Center Guy Charron, the team's leading scorer of last season, skated at left wing in the final period of Thursday's 4-2 loss to Cincinnati and exerted strong offensive pressure in company with Gerry Meehan and Bob Sirois. Shifting Charron to a line with Meehan, however, would leave Washington with a one-line offensive most vulnerable to teams with strong checking units.

Besides, Charron, a winger in his Detroit days, wants no part of a return to mucking in the corners.

"Lalonde at left wing is a strong possibility," McVie said. "He's that kind of hockey player. He's a good faceoff man in tough situations and a good penalty killer. I think if I asked him to play defense he could handle that."

Lalonde needn't worry about that last alternative, because the Capitals have eight defensemen on hand right now and they have performed creditably thus far.

The tandems of Yvon Labre and Jack Lynch, Picard and Bryan Watson, and Gord Smith and Gord Lane seem destined to start the season, unless Rick Green should regain 100 per cent use of that nagging right wrist.

"I'm waiting for Dr. (Pat) Palumbo to give me the O.K. to go all out," Green said. "I hope I can play Friday. It's frustrating sitting around, and I've been sitting around since February."

The Capitals will start the season with no fewer than six defensemen, although the eventual plan is to play five, along with a full four forward lines. Picard would be the swing man, playing every other shift on either the left or right side.

Picard is a young man of limitless potential and, if the wing situation has management mumbling, he has the brass thanking someone upstairs that he isn't playing for the Quebec Nordiques.

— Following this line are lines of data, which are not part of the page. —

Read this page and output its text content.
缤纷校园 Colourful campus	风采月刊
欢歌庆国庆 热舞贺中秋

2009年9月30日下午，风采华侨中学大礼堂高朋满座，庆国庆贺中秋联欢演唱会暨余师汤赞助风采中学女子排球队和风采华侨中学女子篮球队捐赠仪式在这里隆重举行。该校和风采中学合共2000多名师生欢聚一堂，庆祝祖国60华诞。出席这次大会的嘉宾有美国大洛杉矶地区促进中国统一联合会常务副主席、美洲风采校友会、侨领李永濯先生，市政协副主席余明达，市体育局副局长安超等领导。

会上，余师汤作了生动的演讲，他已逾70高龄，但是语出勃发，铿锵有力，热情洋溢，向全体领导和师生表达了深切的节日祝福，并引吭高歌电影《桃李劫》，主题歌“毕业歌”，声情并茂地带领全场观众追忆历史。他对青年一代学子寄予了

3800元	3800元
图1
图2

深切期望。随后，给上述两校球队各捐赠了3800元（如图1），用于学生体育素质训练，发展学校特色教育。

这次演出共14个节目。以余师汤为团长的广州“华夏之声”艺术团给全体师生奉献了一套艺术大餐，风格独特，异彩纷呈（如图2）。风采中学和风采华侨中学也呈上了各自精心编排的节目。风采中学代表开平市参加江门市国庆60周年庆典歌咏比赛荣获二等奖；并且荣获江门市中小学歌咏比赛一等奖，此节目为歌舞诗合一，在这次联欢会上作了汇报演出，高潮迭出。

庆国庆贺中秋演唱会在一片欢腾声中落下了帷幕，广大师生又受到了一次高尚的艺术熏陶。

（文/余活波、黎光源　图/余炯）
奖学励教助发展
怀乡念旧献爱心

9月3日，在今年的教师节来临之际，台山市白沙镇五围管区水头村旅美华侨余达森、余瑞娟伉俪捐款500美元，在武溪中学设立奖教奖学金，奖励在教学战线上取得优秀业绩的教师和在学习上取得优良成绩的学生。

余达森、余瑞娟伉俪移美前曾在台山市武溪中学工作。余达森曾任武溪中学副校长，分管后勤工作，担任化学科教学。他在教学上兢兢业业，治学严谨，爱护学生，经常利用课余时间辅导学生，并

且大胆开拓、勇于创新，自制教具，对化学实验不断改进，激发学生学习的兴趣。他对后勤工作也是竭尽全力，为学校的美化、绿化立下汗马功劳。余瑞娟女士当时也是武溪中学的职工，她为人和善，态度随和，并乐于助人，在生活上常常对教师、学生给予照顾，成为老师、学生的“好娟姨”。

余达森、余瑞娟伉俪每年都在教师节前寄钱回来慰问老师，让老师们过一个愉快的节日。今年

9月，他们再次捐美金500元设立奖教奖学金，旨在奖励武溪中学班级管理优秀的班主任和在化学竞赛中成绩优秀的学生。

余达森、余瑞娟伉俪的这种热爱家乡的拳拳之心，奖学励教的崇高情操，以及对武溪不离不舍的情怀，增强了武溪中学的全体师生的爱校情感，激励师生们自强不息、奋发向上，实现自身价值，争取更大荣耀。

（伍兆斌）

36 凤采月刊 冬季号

"He's very good," McVie said. "He's getting more aware, more deliberate and more confident each time out. He can play. No doubt about that."

"I can feel the confidence getting to me," Picard agreed. "I'm having less problem taking the puck out. And we're (Picard ad Watson) getting used to each other, to passing back and forth. That's where success comes from."

Gary Smith is one of those guys who is not a training-camp player, so there is some anxiety about what he can do in goal at age 33. But Bernie Wolfe has left no doubt. He has been superb during the first three weeks of training.

"Bernie is stronger and he has more endurance," McVie said. "He's passing the puck - he knocked it right out of the zone in London. And when the wingers are cutting in, he's using the stick much better. He's not in Gerry Cheevers' class yet, but we'll get him there."

Obviously, there is no shortage of center ice strength. But centers can't score if the wings don't get them the puck, or score occasionally themselves to loosen up the defense.

"It doesn't matter where the goals come from," McVie said. "We have three centermen who should score 30 goals. But we've got to have the kind of wingers that get them the puck. A guy who isn't a goal-scoring winger has to adapt, muck in the corners and fight for the puck."

McVie does not rule out the possibility of carrying seven or eight defensemen and using the excess as forwards. McNab is busy scanning waiver lists from around the league, but he acknowledges that "40-goal wing men do not appear on draft lists."

"We just want some of our wing men to score at a normal rate," McNab said. "(Craig) Patrick is the only wing man to do the job offensively."

McNab hopes Patrick's return from a severely sprained right ankle, tentatively scheduled for Monday, will produce a spark.

"(Guy) Charron was the igniter last year and he has indicated he'll soon be ready to do so again," McNab said. "On the wings, we can only hope Patrick will do it this year."

"I'm very, very concerned about the wings," McVie said. "We're not getting any production at all from them. The July lineup never seems to turn out like the September lineup. We thought we had three guys on the left side and three guys on the right side who could succeed in this league. But the way it looks now, any winger with anything on the ball should play on this team."

At last season's end, the left-side fixtures were Ace Bailey, Patrick, Tony White and, when he was healthy, Sirols. On the right side were Bill Riley, Hartland Monahan and Bill Collins. That still could be the lineup on opening night. But don't bet on it.